I want to verify whether my understanding is correct or not. So assume the user wants to create 100 tasks. The ISPC implementation is responsible for creating an appropriate number of threads, say 10 threads, to run those tasks. Once it creates P1...P10, and say let T1...T10 run on them, the OS manages the threads' life cycle and determines which to run. Say T1 finishes on P1, then ISPC chooses the next task T11 to run on P1 until T100 finishes. Is that correct?
@pavelkang I think of tasks like this: tasks are to pthreads as foreach is to program instances. Your example makes sense. Tasks are just a units of work that can be done in parallel to each other, so having the OS schedule tasks to pthreads would seem like the implementation of the abstraction (tasks).
I have read the code of ISPC task which is in the 'common' folder in the assignment handout. It is essentially a cross-platform multithreading library, and it uses pthread if compiled on Linux.
@365sleeping, I am still confused about this point. You say "two tasks don't have to take turns to run". To me, tasks are carried out by worker threads. If two threads carrying different tasks are scheduled on the same core (so they can run in a interleaved way), does this mean that tasks can run concurrently on the same core?

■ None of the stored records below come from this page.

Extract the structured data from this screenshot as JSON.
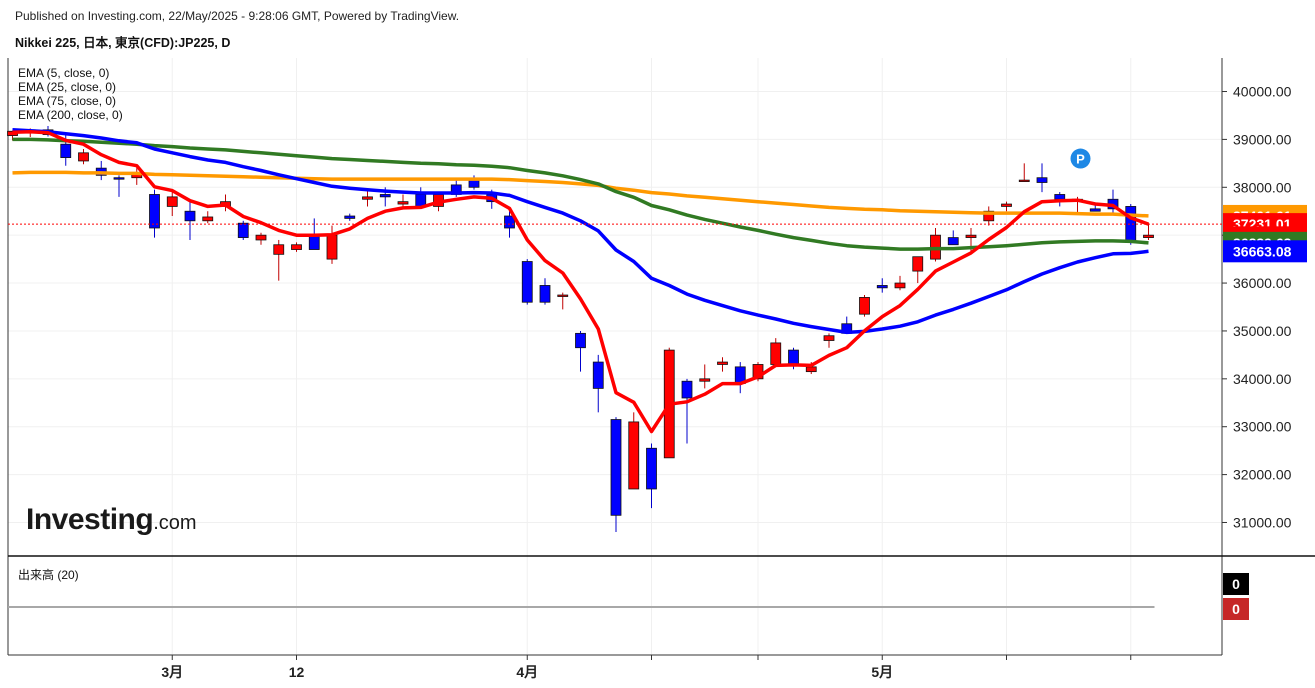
{
  "header": {
    "published": "Published on Investing.com, 22/May/2025 - 9:28:06 GMT, Powered by TradingView.",
    "symbol": "Nikkei 225, 日本, 東京(CFD):JP225, D"
  },
  "legend": [
    {
      "label": "EMA (5, close, 0)",
      "color": "#ff0000"
    },
    {
      "label": "EMA (25, close, 0)",
      "color": "#0000ff"
    },
    {
      "label": "EMA (75, close, 0)",
      "color": "#317a23"
    },
    {
      "label": "EMA (200, close, 0)",
      "color": "#ff9900"
    }
  ],
  "volume_panel": {
    "label": "出来高 (20)",
    "values": [
      "0",
      "0"
    ],
    "badge_colors": [
      "#000000",
      "#c62828"
    ]
  },
  "logo": {
    "main": "Investing",
    "sub": ".com"
  },
  "chart_data": {
    "type": "candlestick",
    "y_axis": {
      "ticks": [
        31000,
        32000,
        33000,
        34000,
        35000,
        36000,
        37000,
        38000,
        39000,
        40000
      ],
      "tick_labels": [
        "31000.00",
        "32000.00",
        "33000.00",
        "34000.00",
        "35000.00",
        "36000.00",
        "37000.00",
        "38000.00",
        "39000.00",
        "40000.00"
      ],
      "range": [
        30300,
        40700
      ]
    },
    "x_axis": {
      "labels": [
        {
          "text": "3月",
          "date": "2025-03-03",
          "index": 9
        },
        {
          "text": "12",
          "date": "2025-03-12",
          "index": 16
        },
        {
          "text": "4月",
          "date": "2025-04-01",
          "index": 29
        },
        {
          "text": "5月",
          "date": "2025-05-01",
          "index": 49
        }
      ],
      "extra_gridline_indices": [
        36,
        42,
        56,
        63
      ]
    },
    "candles": [
      {
        "o": 39080,
        "h": 39180,
        "l": 38980,
        "c": 39170
      },
      {
        "o": 39170,
        "h": 39230,
        "l": 39050,
        "c": 39200
      },
      {
        "o": 39200,
        "h": 39280,
        "l": 39060,
        "c": 39100
      },
      {
        "o": 38900,
        "h": 39100,
        "l": 38450,
        "c": 38620
      },
      {
        "o": 38550,
        "h": 38800,
        "l": 38480,
        "c": 38720
      },
      {
        "o": 38400,
        "h": 38550,
        "l": 38150,
        "c": 38250
      },
      {
        "o": 38200,
        "h": 38250,
        "l": 37800,
        "c": 38180
      },
      {
        "o": 38200,
        "h": 38400,
        "l": 38050,
        "c": 38300
      },
      {
        "o": 37850,
        "h": 37950,
        "l": 36950,
        "c": 37150
      },
      {
        "o": 37600,
        "h": 37950,
        "l": 37400,
        "c": 37800
      },
      {
        "o": 37500,
        "h": 37700,
        "l": 36900,
        "c": 37300
      },
      {
        "o": 37300,
        "h": 37500,
        "l": 37250,
        "c": 37380
      },
      {
        "o": 37600,
        "h": 37850,
        "l": 37500,
        "c": 37700
      },
      {
        "o": 37250,
        "h": 37300,
        "l": 36900,
        "c": 36950
      },
      {
        "o": 36900,
        "h": 37050,
        "l": 36800,
        "c": 37000
      },
      {
        "o": 36600,
        "h": 36900,
        "l": 36050,
        "c": 36800
      },
      {
        "o": 36700,
        "h": 36850,
        "l": 36650,
        "c": 36800
      },
      {
        "o": 37000,
        "h": 37350,
        "l": 36800,
        "c": 36700
      },
      {
        "o": 36500,
        "h": 37200,
        "l": 36400,
        "c": 37000
      },
      {
        "o": 37400,
        "h": 37450,
        "l": 37300,
        "c": 37350
      },
      {
        "o": 37750,
        "h": 37950,
        "l": 37600,
        "c": 37800
      },
      {
        "o": 37850,
        "h": 38000,
        "l": 37600,
        "c": 37800
      },
      {
        "o": 37650,
        "h": 37850,
        "l": 37550,
        "c": 37700
      },
      {
        "o": 37850,
        "h": 38000,
        "l": 37550,
        "c": 37600
      },
      {
        "o": 37600,
        "h": 37900,
        "l": 37500,
        "c": 37850
      },
      {
        "o": 38050,
        "h": 38200,
        "l": 37800,
        "c": 37850
      },
      {
        "o": 38150,
        "h": 38250,
        "l": 37950,
        "c": 38000
      },
      {
        "o": 37850,
        "h": 37950,
        "l": 37550,
        "c": 37700
      },
      {
        "o": 37400,
        "h": 37500,
        "l": 36950,
        "c": 37150
      },
      {
        "o": 36450,
        "h": 36500,
        "l": 35550,
        "c": 35600
      },
      {
        "o": 35950,
        "h": 36100,
        "l": 35550,
        "c": 35600
      },
      {
        "o": 35750,
        "h": 35800,
        "l": 35450,
        "c": 35750
      },
      {
        "o": 34950,
        "h": 35000,
        "l": 34150,
        "c": 34650
      },
      {
        "o": 34350,
        "h": 34500,
        "l": 33300,
        "c": 33800
      },
      {
        "o": 33150,
        "h": 33200,
        "l": 30800,
        "c": 31150
      },
      {
        "o": 31700,
        "h": 33300,
        "l": 31700,
        "c": 33100
      },
      {
        "o": 32550,
        "h": 32650,
        "l": 31300,
        "c": 31700
      },
      {
        "o": 32350,
        "h": 34650,
        "l": 32350,
        "c": 34600
      },
      {
        "o": 33950,
        "h": 34000,
        "l": 32650,
        "c": 33600
      },
      {
        "o": 33950,
        "h": 34300,
        "l": 33800,
        "c": 34000
      },
      {
        "o": 34300,
        "h": 34450,
        "l": 34150,
        "c": 34350
      },
      {
        "o": 34250,
        "h": 34350,
        "l": 33700,
        "c": 33900
      },
      {
        "o": 34000,
        "h": 34350,
        "l": 33950,
        "c": 34300
      },
      {
        "o": 34300,
        "h": 34850,
        "l": 34250,
        "c": 34750
      },
      {
        "o": 34600,
        "h": 34650,
        "l": 34200,
        "c": 34300
      },
      {
        "o": 34150,
        "h": 34350,
        "l": 34100,
        "c": 34250
      },
      {
        "o": 34800,
        "h": 34950,
        "l": 34650,
        "c": 34900
      },
      {
        "o": 35150,
        "h": 35300,
        "l": 34950,
        "c": 34950
      },
      {
        "o": 35350,
        "h": 35750,
        "l": 35300,
        "c": 35700
      },
      {
        "o": 35950,
        "h": 36100,
        "l": 35800,
        "c": 35900
      },
      {
        "o": 35900,
        "h": 36150,
        "l": 35850,
        "c": 36000
      },
      {
        "o": 36250,
        "h": 36500,
        "l": 36000,
        "c": 36550
      },
      {
        "o": 36500,
        "h": 37150,
        "l": 36450,
        "c": 37000
      },
      {
        "o": 36950,
        "h": 37100,
        "l": 36800,
        "c": 36800
      },
      {
        "o": 36950,
        "h": 37150,
        "l": 36650,
        "c": 37000
      },
      {
        "o": 37300,
        "h": 37600,
        "l": 37200,
        "c": 37500
      },
      {
        "o": 37600,
        "h": 37700,
        "l": 37500,
        "c": 37650
      },
      {
        "o": 38150,
        "h": 38500,
        "l": 38150,
        "c": 38150
      },
      {
        "o": 38200,
        "h": 38500,
        "l": 37900,
        "c": 38100
      },
      {
        "o": 37850,
        "h": 37900,
        "l": 37600,
        "c": 37750
      },
      {
        "o": 37750,
        "h": 37800,
        "l": 37450,
        "c": 37750
      },
      {
        "o": 37550,
        "h": 37650,
        "l": 37500,
        "c": 37500
      },
      {
        "o": 37750,
        "h": 37950,
        "l": 37450,
        "c": 37550
      },
      {
        "o": 37600,
        "h": 37650,
        "l": 36800,
        "c": 36850
      },
      {
        "o": 36950,
        "h": 37250,
        "l": 36900,
        "c": 37000
      }
    ],
    "series": [
      {
        "name": "EMA (5, close, 0)",
        "color": "#ff0000",
        "last_label": "37231.01",
        "values": [
          39150,
          39160,
          39140,
          38980,
          38900,
          38680,
          38520,
          38450,
          38010,
          37930,
          37720,
          37600,
          37630,
          37390,
          37260,
          37100,
          37000,
          37000,
          37010,
          37130,
          37350,
          37500,
          37570,
          37580,
          37690,
          37750,
          37800,
          37770,
          37560,
          36900,
          36470,
          36210,
          35670,
          35040,
          33710,
          33510,
          32900,
          33470,
          33520,
          33680,
          33900,
          33900,
          34040,
          34280,
          34290,
          34280,
          34490,
          34650,
          35000,
          35300,
          35530,
          35870,
          36250,
          36440,
          36630,
          36910,
          37160,
          37490,
          37700,
          37720,
          37730,
          37650,
          37620,
          37360,
          37231.01
        ]
      },
      {
        "name": "EMA (25, close, 0)",
        "color": "#0000ff",
        "last_label": "36663.08",
        "values": [
          39200,
          39180,
          39160,
          39120,
          39080,
          39030,
          38970,
          38930,
          38800,
          38720,
          38640,
          38570,
          38520,
          38430,
          38350,
          38260,
          38180,
          38100,
          38020,
          37980,
          37950,
          37920,
          37900,
          37880,
          37880,
          37880,
          37890,
          37880,
          37830,
          37700,
          37580,
          37460,
          37300,
          37090,
          36690,
          36450,
          36100,
          35950,
          35770,
          35640,
          35530,
          35420,
          35330,
          35250,
          35160,
          35090,
          35030,
          34970,
          34990,
          35040,
          35100,
          35190,
          35330,
          35450,
          35580,
          35720,
          35860,
          36030,
          36190,
          36320,
          36440,
          36530,
          36610,
          36620,
          36663.08
        ]
      },
      {
        "name": "EMA (75, close, 0)",
        "color": "#317a23",
        "last_label": "36839.63",
        "values": [
          39000,
          39000,
          38990,
          38970,
          38960,
          38940,
          38920,
          38900,
          38870,
          38850,
          38820,
          38800,
          38780,
          38750,
          38720,
          38690,
          38660,
          38630,
          38600,
          38580,
          38560,
          38540,
          38520,
          38500,
          38490,
          38470,
          38460,
          38440,
          38410,
          38350,
          38300,
          38240,
          38160,
          38070,
          37910,
          37790,
          37620,
          37530,
          37420,
          37330,
          37250,
          37170,
          37100,
          37020,
          36950,
          36890,
          36830,
          36780,
          36750,
          36730,
          36710,
          36710,
          36720,
          36720,
          36740,
          36760,
          36780,
          36810,
          36840,
          36860,
          36870,
          36880,
          36880,
          36870,
          36839.63
        ]
      },
      {
        "name": "EMA (200, close, 0)",
        "color": "#ff9900",
        "last_label": "37401.61",
        "values": [
          38300,
          38310,
          38310,
          38310,
          38300,
          38300,
          38290,
          38290,
          38270,
          38260,
          38250,
          38240,
          38230,
          38220,
          38210,
          38200,
          38190,
          38180,
          38170,
          38170,
          38170,
          38170,
          38170,
          38170,
          38170,
          38170,
          38170,
          38170,
          38160,
          38140,
          38120,
          38100,
          38070,
          38040,
          37980,
          37940,
          37890,
          37860,
          37820,
          37790,
          37760,
          37730,
          37700,
          37670,
          37640,
          37610,
          37580,
          37560,
          37540,
          37530,
          37510,
          37500,
          37490,
          37480,
          37470,
          37460,
          37460,
          37460,
          37460,
          37460,
          37450,
          37440,
          37440,
          37420,
          37401.61
        ]
      }
    ],
    "last_price": {
      "value": 37231.01,
      "label": "37231.01"
    },
    "badge_labels": [
      {
        "text": "37401.61",
        "value": 37401.61,
        "color": "#ff9900"
      },
      {
        "text": "37231.01",
        "value": 37231.01,
        "color": "#ff0000"
      },
      {
        "text": "36955.00",
        "value": 36955.0,
        "color": "#ff0000"
      },
      {
        "text": "36839.63",
        "value": 36839.63,
        "color": "#317a23"
      },
      {
        "text": "36663.08",
        "value": 36663.08,
        "color": "#0000ff"
      }
    ],
    "marker": {
      "text": "P",
      "index": 60,
      "value": 38600,
      "color": "#1e88e5"
    },
    "colors": {
      "up": "#ff0000",
      "down": "#0000ff"
    }
  }
}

@haboric Yes, tasks can run concurrently on the same core. I mentioned "don't have to" just to point out the difference between tasks and threads. Hence, I gave an extreme example, i.e. 10000 tasks. Clearly, creating 10000 threads at once will drain the kernel resources. In this case, the number of threads created may be 16, 32 or 64, etc. Thus, some tasks may not start (wait in a shared queue) until other tasks fully completed. However, when a thread runs for a while and other threads are waiting, kernel will decide that this thread has run for too long and should go to sleep. Concretely, say we have two cores and each core has two thread contexts, 4 threads are best suited to computation intensive workload (no benefits got from latency hiding). But 8 tasks may be better than 4 tasks. Because the number of worker threads may still be 4, while 8 tasks achieve better load balancing.
FYI, the source code shows that the actual number of threads will be the number of cores n (n - 1 new threads and one main thread, see InitTaskSystem() Line 720).
@CC Maybe that's not the case when a core supports hyper-threading.
The main things you are told (in the ISPC User's Guide) about how tasks execute is that:
Which means, they could function exactly like pthreads. They could function nothing at all like pthreads. They could run completely in serial, and it would still satisfy what was described there.
So while what @365sleeping says is true now, it may not be true in the future.
Since we have tasks that can help us achieve multi-core execution which seem to be more efficient (correct me if I'm wrong) than pthreads, is there any reason we would still rely on pthreads to carry out parallel execution of computations?
@chuangxuean if you wanted to fine tune performance for a system, using pthreads would offer you more control than using ISPC with tasks.
Or if you are using any non x86 processor, then you can no longer use ISPC.